Text classification, adding words to bootstrap list after creating a dataset

Hi there! Was wondering if it was possible to add words to your bootstrap list after having already created your dataset. I ask because sometimes while annotating, I stumble upon words that correspond well with the lexical field and feel the urge to add them to the already existing bootstrap list.

This is currently not easily posible while the server is running because by then, the pattern matcher is already created and there’s no easy way to update it with new patterns while also updating your text classifier in the loop.

However, you can always add more terms to your terms dataset manually, and then create new patterns. The db-in command lets you import annotations and it supports the same file formats as Prodigy’s loaders. So if you have a text file with one term by line, you could do:

prodigy db-in terms_dataset new_terms.txt
prodigy terms.to-patterns terms_dataset /patterns.jsonl --label LABEL

This will import your new terms, mark them as accepted and create a new patterns list from the updated dataset.

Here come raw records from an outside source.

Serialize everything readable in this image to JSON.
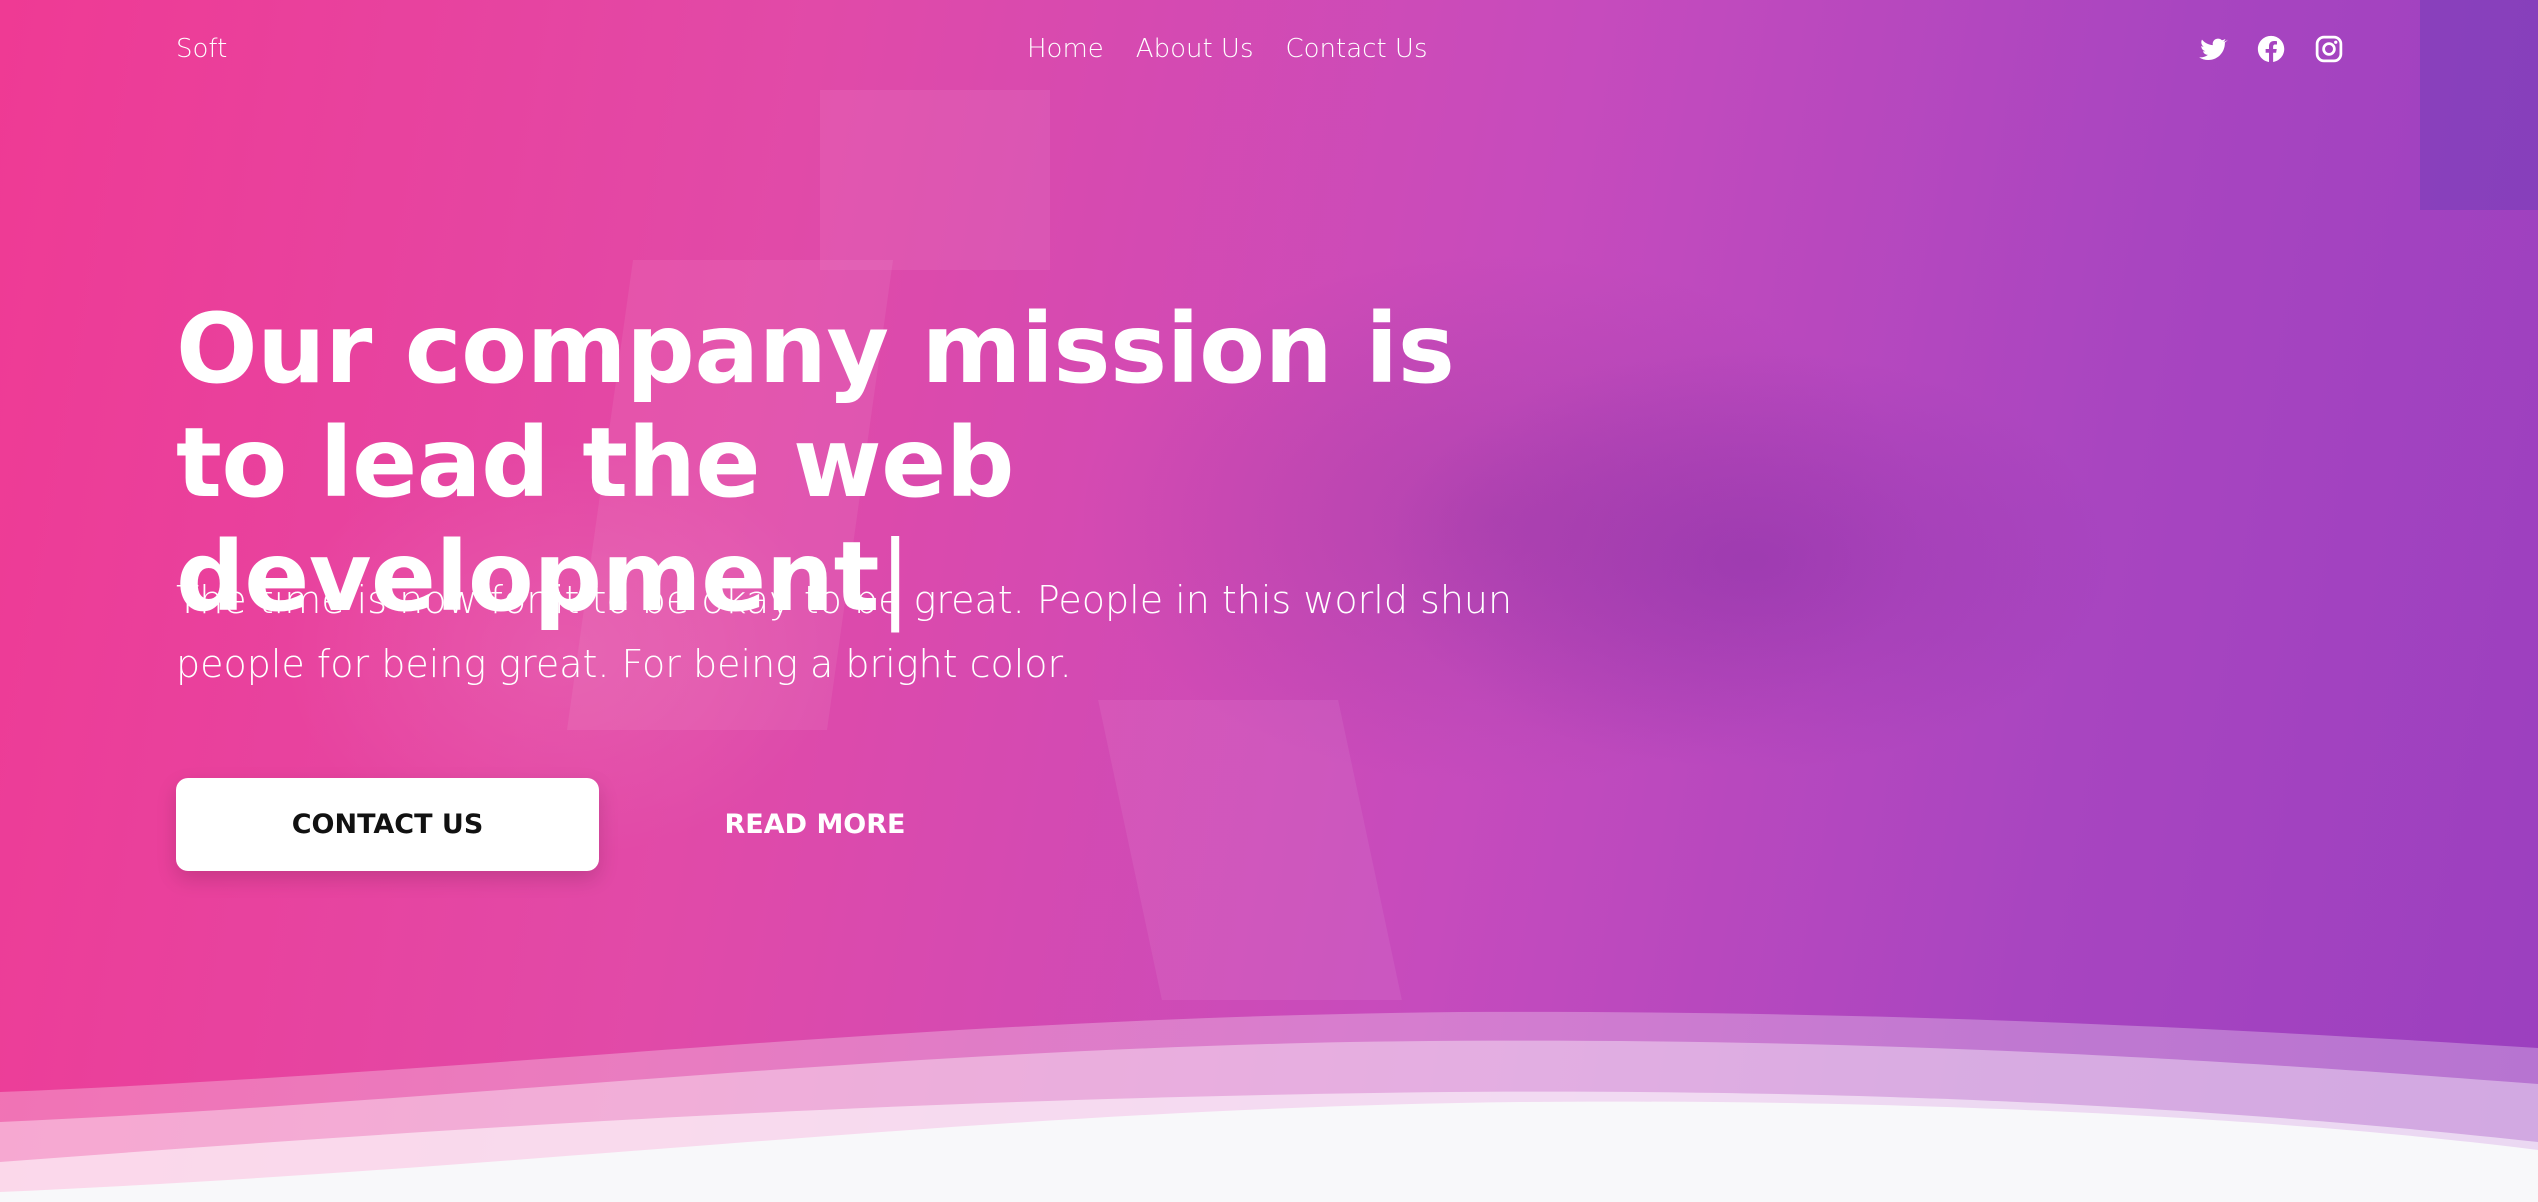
{
  "nav": {
    "brand": "Soft",
    "links": [
      "Home",
      "About Us",
      "Contact Us"
    ]
  },
  "social": {
    "icons": [
      "twitter-icon",
      "facebook-icon",
      "instagram-icon"
    ]
  },
  "hero": {
    "headline": "Our company mission is to lead the web development",
    "caret": "|",
    "lead": "The time is now for it to be okay to be great. People in this world shun people for being great. For being a bright color.",
    "primary_cta": "CONTACT US",
    "secondary_cta": "READ MORE"
  },
  "colors": {
    "gradient_start": "#ef3a94",
    "gradient_end": "#9b3fbf",
    "wave_bottom": "#f8f8fa"
  }
}
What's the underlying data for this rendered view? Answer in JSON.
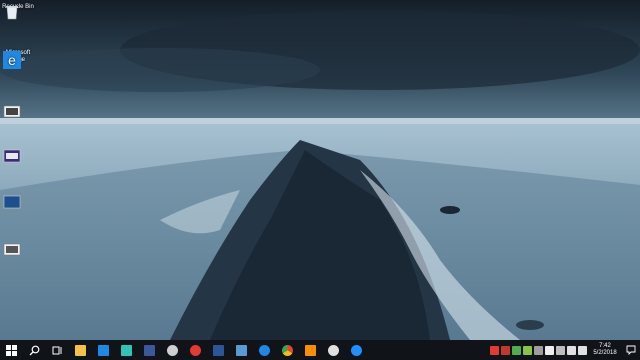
{
  "desktop": {
    "icons": [
      {
        "label": "Recycle Bin",
        "icon": "recycle-bin-icon"
      },
      {
        "label": "Microsoft Edge",
        "icon": "edge-icon"
      },
      {
        "label": "",
        "icon": "shortcut-icon"
      },
      {
        "label": "",
        "icon": "shortcut-icon"
      },
      {
        "label": "",
        "icon": "shortcut-icon"
      },
      {
        "label": "",
        "icon": "shortcut-icon"
      }
    ]
  },
  "taskbar": {
    "start": "windows-start-icon",
    "search": "search-icon",
    "task_view": "task-view-icon",
    "pinned": [
      {
        "name": "file-explorer-icon",
        "color": "#f3c344"
      },
      {
        "name": "store-icon",
        "color": "#1e88e5"
      },
      {
        "name": "app-icon",
        "color": "#2ec4b6"
      },
      {
        "name": "facebook-icon",
        "color": "#3b5998"
      },
      {
        "name": "settings-app-icon",
        "color": "#cfcfcf"
      },
      {
        "name": "opera-icon",
        "color": "#e53935"
      },
      {
        "name": "word-icon",
        "color": "#2b579a"
      },
      {
        "name": "photos-icon",
        "color": "#5b9bd5"
      },
      {
        "name": "edge-icon",
        "color": "#1e88e5"
      },
      {
        "name": "chrome-icon",
        "color": "#fbbc05"
      },
      {
        "name": "media-icon",
        "color": "#ff8f00"
      },
      {
        "name": "gear-icon",
        "color": "#e0e0e0"
      },
      {
        "name": "edge-icon",
        "color": "#1e90ff"
      }
    ],
    "clock": {
      "time": "7:42",
      "date": "5/2/2018"
    }
  }
}
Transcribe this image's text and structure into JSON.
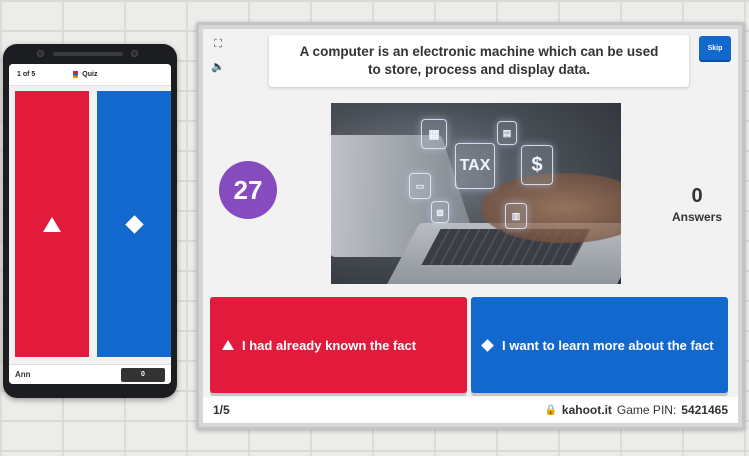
{
  "phone": {
    "progress": "1 of 5",
    "mode_label": "Quiz",
    "player_name": "Ann",
    "player_score": "0"
  },
  "host": {
    "question": "A computer is an electronic machine which can be used to store, process and display data.",
    "skip_label": "Skip",
    "timer": "27",
    "answers_count": "0",
    "answers_label": "Answers",
    "image_overlay": {
      "tax_text": "TAX",
      "dollar_text": "$"
    },
    "options": [
      {
        "shape": "triangle-icon",
        "color": "#e21b3c",
        "label": "I had already known the fact"
      },
      {
        "shape": "diamond-icon",
        "color": "#1368ce",
        "label": "I want to learn more about the fact"
      }
    ],
    "footer": {
      "progress": "1/5",
      "site": "kahoot.it",
      "pin_label": "Game PIN:",
      "pin": "5421465"
    }
  },
  "colors": {
    "red": "#e21b3c",
    "blue": "#1368ce",
    "purple": "#864cbf"
  }
}
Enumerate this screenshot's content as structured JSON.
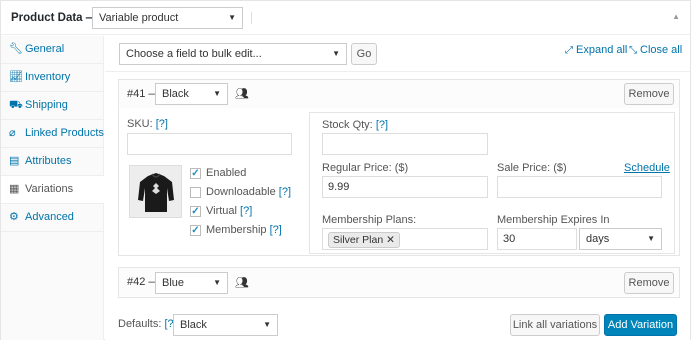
{
  "header": {
    "title": "Product Data —",
    "product_type": "Variable product"
  },
  "tabs": [
    {
      "label": "General",
      "icon": "wrench-icon"
    },
    {
      "label": "Inventory",
      "icon": "chart-icon"
    },
    {
      "label": "Shipping",
      "icon": "truck-icon"
    },
    {
      "label": "Linked Products",
      "icon": "link-icon"
    },
    {
      "label": "Attributes",
      "icon": "list-icon"
    },
    {
      "label": "Variations",
      "icon": "grid-icon"
    },
    {
      "label": "Advanced",
      "icon": "gear-icon"
    }
  ],
  "toolbar": {
    "bulk_placeholder": "Choose a field to bulk edit...",
    "go_label": "Go",
    "expand_all": "Expand all",
    "close_all": "Close all"
  },
  "variation1": {
    "id": "#41 —",
    "color": "Black",
    "remove": "Remove",
    "sku_label": "SKU:",
    "help": "[?]",
    "sku_value": "",
    "enabled": "Enabled",
    "downloadable": "Downloadable",
    "virtual": "Virtual",
    "membership": "Membership",
    "stock_label": "Stock Qty:",
    "stock_value": "",
    "regular_price_label": "Regular Price: ($)",
    "regular_price_value": "9.99",
    "sale_price_label": "Sale Price: ($)",
    "sale_price_value": "",
    "schedule": "Schedule",
    "plans_label": "Membership Plans:",
    "plan_tag": "Silver Plan",
    "expires_label": "Membership Expires In",
    "expires_value": "30",
    "expires_unit": "days"
  },
  "variation2": {
    "id": "#42 —",
    "color": "Blue",
    "remove": "Remove"
  },
  "footer": {
    "defaults_label": "Defaults:",
    "help": "[?]",
    "defaults_value": "Black",
    "link_all": "Link all variations",
    "add_variation": "Add Variation"
  }
}
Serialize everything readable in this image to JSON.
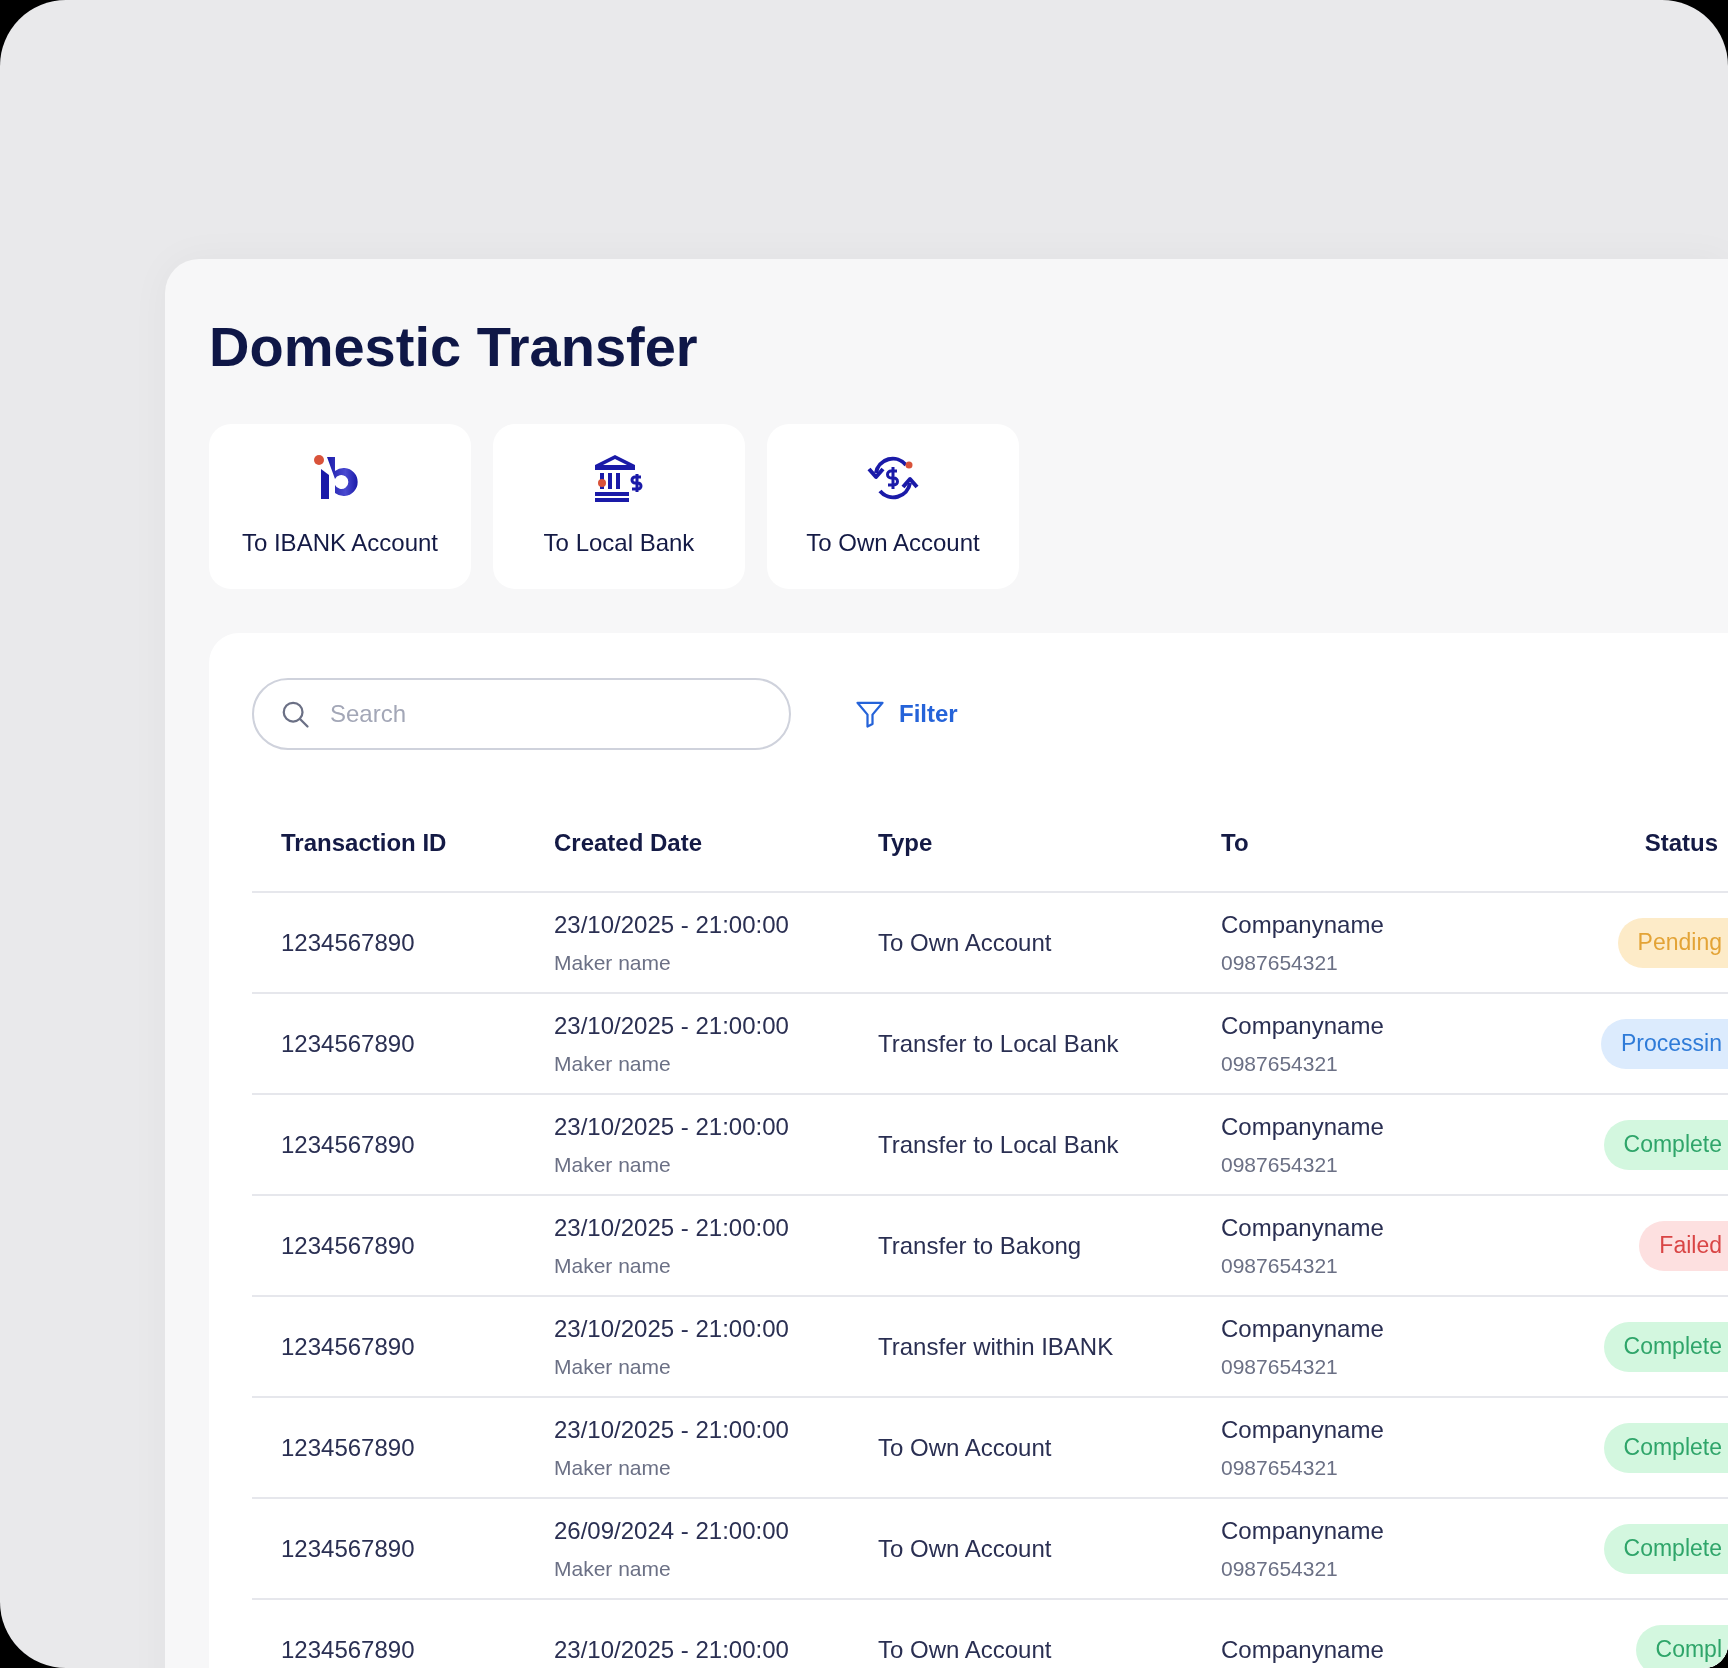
{
  "title": "Domestic Transfer",
  "transfer_options": [
    {
      "kind": "ibank",
      "label": "To IBANK Account"
    },
    {
      "kind": "local",
      "label": "To Local Bank"
    },
    {
      "kind": "own",
      "label": "To Own Account"
    }
  ],
  "search": {
    "placeholder": "Search"
  },
  "filter_button": "Filter",
  "table": {
    "columns": [
      "Transaction ID",
      "Created Date",
      "Type",
      "To",
      "Status"
    ],
    "rows": [
      {
        "id": "1234567890",
        "date": "23/10/2025 - 21:00:00",
        "maker": "Maker name",
        "type": "To Own Account",
        "to_name": "Companyname",
        "to_account": "0987654321",
        "status": "Pending",
        "kind": "pending"
      },
      {
        "id": "1234567890",
        "date": "23/10/2025 - 21:00:00",
        "maker": "Maker name",
        "type": "Transfer to Local Bank",
        "to_name": "Companyname",
        "to_account": "0987654321",
        "status": "Processin",
        "kind": "processing"
      },
      {
        "id": "1234567890",
        "date": "23/10/2025 - 21:00:00",
        "maker": "Maker name",
        "type": "Transfer to Local Bank",
        "to_name": "Companyname",
        "to_account": "0987654321",
        "status": "Complete",
        "kind": "completed"
      },
      {
        "id": "1234567890",
        "date": "23/10/2025 - 21:00:00",
        "maker": "Maker name",
        "type": "Transfer to Bakong",
        "to_name": "Companyname",
        "to_account": "0987654321",
        "status": "Failed",
        "kind": "failed"
      },
      {
        "id": "1234567890",
        "date": "23/10/2025 - 21:00:00",
        "maker": "Maker name",
        "type": "Transfer within IBANK",
        "to_name": "Companyname",
        "to_account": "0987654321",
        "status": "Complete",
        "kind": "completed"
      },
      {
        "id": "1234567890",
        "date": "23/10/2025 - 21:00:00",
        "maker": "Maker name",
        "type": "To Own Account",
        "to_name": "Companyname",
        "to_account": "0987654321",
        "status": "Complete",
        "kind": "completed"
      },
      {
        "id": "1234567890",
        "date": "26/09/2024 - 21:00:00",
        "maker": "Maker name",
        "type": "To Own Account",
        "to_name": "Companyname",
        "to_account": "0987654321",
        "status": "Complete",
        "kind": "completed"
      },
      {
        "id": "1234567890",
        "date": "23/10/2025 - 21:00:00",
        "type": "To Own Account",
        "to_name": "Companyname",
        "status": "Compl",
        "kind": "completed"
      }
    ]
  }
}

(Btw, I’m now thinking of ways to update the pattern matcher “live” while the server is running… It’s probably possible, but it’d require a custom recipe, some tricks and some experimentation, so I’m not sure if it’s worth it. For example, you could use the ner_manual interface instead of the classification interface and one label, ADD_TO_SEEDS or something. If you come across a term you want to add, you highlight it. The update callback in the recipe then checks the answers it recieves back for "spans" and if it finds any, it will update the PatternMatcher with a new pattern. This pattern would then already be applied on the next batch. Basically, a similar logic to how Prodigy does the active learning. But this is just an idea – I haven’t atually tested it yet.)